Character ngrams have long been used in the NLP and linguistics community to computationally analyze such languages and thus as part of the WEB-NGRAM dataset, we are now generating character ngrams for  Burmese, Chinese, Dzongkha, Japanese, Khmer, Laothian, Thai, Tibetan and Vietnamese with lengths of 1, 2, 3, 4 and 5 characters.

Note that some common libraries and tools have incomplete Unicode support or are overly brittle when it comes to the kinds of real-world characters used on the open web and thus may report errors or fail to process certain lines, so you may need to adjust your import workflow accordingly.

The character ngram files are saved into a gzipped UTF8 ASCII file every 15 minutes in the format "http://data.gdeltproject.org/gdeltv3/web/ngrams/YYYYMMDDHHMMSS.chargram.txt.gz".

Within each file, each row represents a unique language/word/character sequence and is tab delimited with the following columns (there is no header row):

  • DATE. The date in YYYYMMDDHHMMSS format. This is included in the file to make it easier to load the ngrams as-is into a database for analysis.
  • LANG. The human-readable language name as output by CLD2. Most language names are in all uppercase, though a few like Korean appear in titlecase and some may have underscores.
  • CHARLEN. This is the length of the character sequence, from 1 to 5.
  • NGRAM. The character sequence.
  • COUNT. The number of times the character sequence was found in articles of that language published in that given 15 minute interval.
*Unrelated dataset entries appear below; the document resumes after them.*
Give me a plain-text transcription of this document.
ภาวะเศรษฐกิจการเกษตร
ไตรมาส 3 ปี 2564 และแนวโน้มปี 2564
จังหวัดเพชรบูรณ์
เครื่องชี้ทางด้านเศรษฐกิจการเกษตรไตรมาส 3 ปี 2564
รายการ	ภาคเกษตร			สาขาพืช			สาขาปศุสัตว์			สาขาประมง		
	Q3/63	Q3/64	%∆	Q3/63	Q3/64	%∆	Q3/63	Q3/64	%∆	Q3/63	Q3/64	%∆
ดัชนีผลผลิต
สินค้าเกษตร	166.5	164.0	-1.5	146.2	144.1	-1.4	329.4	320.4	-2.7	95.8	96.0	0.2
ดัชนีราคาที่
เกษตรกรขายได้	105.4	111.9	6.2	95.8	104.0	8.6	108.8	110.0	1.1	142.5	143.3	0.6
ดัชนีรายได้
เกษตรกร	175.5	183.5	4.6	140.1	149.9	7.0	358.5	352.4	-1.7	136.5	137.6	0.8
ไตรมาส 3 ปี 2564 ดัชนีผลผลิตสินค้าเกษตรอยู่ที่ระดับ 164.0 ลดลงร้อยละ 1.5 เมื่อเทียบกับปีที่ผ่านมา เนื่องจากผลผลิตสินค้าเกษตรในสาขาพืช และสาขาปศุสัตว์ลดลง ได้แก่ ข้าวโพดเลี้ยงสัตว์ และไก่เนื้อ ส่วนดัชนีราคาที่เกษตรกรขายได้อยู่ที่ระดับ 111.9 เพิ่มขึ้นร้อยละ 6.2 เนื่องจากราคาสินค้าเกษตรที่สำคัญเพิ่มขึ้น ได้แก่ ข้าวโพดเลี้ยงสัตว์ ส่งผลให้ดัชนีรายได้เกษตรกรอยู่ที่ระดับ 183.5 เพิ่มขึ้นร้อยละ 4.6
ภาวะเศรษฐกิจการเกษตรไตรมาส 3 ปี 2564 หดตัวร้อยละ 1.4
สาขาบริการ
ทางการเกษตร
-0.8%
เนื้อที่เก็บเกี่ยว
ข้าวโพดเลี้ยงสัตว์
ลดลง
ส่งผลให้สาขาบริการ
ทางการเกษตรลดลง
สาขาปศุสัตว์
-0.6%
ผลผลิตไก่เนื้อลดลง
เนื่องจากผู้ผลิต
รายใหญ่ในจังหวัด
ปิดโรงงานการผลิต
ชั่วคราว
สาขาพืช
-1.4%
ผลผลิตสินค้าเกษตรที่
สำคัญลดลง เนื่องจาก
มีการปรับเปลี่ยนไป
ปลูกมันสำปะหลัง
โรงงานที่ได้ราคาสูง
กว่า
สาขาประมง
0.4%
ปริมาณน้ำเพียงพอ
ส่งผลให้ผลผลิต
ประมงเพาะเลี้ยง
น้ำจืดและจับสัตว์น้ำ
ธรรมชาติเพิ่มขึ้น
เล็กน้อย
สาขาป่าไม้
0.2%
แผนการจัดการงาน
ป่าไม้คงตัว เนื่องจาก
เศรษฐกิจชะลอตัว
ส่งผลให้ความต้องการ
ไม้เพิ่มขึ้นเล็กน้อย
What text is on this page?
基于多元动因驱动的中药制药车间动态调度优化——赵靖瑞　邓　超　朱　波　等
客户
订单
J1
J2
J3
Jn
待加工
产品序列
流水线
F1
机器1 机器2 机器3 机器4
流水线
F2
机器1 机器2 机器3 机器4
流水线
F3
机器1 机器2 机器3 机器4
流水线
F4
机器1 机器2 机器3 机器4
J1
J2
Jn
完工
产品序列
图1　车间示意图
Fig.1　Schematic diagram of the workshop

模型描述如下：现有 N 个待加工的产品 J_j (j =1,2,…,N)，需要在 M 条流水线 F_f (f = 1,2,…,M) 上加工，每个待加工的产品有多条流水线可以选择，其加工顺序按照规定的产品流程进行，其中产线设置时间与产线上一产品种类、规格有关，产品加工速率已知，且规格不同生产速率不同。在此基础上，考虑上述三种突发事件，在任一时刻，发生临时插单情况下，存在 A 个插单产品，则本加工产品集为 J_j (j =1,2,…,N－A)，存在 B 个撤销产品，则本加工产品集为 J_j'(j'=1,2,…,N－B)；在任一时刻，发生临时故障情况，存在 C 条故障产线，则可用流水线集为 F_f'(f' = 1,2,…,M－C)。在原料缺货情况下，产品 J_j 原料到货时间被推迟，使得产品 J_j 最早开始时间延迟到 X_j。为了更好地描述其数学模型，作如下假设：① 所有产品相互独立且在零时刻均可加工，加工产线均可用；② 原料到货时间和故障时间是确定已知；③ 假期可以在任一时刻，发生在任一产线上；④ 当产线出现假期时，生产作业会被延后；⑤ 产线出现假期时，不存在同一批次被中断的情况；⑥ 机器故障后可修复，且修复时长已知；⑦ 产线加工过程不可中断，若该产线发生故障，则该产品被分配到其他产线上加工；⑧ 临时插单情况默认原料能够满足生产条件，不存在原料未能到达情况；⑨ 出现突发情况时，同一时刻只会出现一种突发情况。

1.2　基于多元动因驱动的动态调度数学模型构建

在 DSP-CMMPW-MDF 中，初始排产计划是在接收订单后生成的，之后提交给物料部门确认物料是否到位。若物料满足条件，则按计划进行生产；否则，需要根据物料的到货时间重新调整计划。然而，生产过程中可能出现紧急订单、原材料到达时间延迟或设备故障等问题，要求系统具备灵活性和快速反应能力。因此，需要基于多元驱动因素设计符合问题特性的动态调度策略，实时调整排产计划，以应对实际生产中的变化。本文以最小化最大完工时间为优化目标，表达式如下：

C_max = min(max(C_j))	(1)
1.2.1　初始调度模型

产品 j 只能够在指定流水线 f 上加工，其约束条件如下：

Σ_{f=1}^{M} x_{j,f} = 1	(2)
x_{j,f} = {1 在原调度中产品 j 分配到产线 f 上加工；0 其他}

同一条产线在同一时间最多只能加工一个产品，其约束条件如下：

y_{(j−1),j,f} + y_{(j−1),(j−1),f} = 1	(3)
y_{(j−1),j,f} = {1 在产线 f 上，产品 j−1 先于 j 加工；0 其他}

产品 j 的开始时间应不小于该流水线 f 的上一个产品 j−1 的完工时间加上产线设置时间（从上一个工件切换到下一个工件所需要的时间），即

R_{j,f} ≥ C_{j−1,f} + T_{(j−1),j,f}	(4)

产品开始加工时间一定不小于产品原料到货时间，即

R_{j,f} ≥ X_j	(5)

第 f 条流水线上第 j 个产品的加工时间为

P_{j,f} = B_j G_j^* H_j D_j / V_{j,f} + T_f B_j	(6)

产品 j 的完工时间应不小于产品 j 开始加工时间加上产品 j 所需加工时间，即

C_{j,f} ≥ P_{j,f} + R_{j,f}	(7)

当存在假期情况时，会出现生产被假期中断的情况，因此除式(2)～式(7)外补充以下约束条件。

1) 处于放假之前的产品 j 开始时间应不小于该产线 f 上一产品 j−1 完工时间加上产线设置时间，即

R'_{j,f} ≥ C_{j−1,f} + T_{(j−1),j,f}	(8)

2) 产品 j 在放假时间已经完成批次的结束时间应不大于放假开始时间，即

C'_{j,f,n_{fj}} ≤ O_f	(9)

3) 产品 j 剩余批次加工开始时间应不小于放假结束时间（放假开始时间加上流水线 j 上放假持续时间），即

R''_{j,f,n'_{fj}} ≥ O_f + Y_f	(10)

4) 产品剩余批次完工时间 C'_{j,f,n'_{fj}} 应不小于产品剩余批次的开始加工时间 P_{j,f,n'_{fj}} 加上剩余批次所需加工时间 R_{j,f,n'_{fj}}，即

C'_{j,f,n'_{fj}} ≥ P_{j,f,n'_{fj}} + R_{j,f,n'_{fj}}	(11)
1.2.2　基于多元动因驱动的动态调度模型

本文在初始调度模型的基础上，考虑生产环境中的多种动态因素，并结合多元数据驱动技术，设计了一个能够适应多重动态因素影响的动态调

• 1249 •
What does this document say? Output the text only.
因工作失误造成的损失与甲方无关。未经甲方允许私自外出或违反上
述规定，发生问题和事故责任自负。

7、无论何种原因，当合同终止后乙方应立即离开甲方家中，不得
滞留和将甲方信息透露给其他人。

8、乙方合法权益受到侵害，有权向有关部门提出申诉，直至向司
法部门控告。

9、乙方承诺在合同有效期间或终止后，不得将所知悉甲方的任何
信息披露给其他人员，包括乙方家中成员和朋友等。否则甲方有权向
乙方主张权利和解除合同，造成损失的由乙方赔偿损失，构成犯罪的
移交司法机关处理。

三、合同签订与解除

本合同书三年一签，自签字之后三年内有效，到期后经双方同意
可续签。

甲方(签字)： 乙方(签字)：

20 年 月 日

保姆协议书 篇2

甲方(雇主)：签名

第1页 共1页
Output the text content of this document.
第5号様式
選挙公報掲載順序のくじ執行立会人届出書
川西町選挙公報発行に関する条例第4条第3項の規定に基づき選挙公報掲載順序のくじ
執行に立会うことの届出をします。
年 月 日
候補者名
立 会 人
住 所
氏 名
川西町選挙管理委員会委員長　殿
The character ngram file is found alongside the 1gram and 2gram files as part of the main WEB-NGRAM dataset.

Below is a list of the total number of characters of text monitored from each of the languages.

Language Total Characters
Chinese 12,823,748,014
VIETNAMESE 7,317,260,118
ChineseT 2,598,421,013
Japanese 1,025,068,769
THAI 913,383,383
KHMER 175,314,024
BURMESE 101,700,206
LAOTHIAN 2,788,334
TIBETAN 2,380,991
DZONGKHA 1,911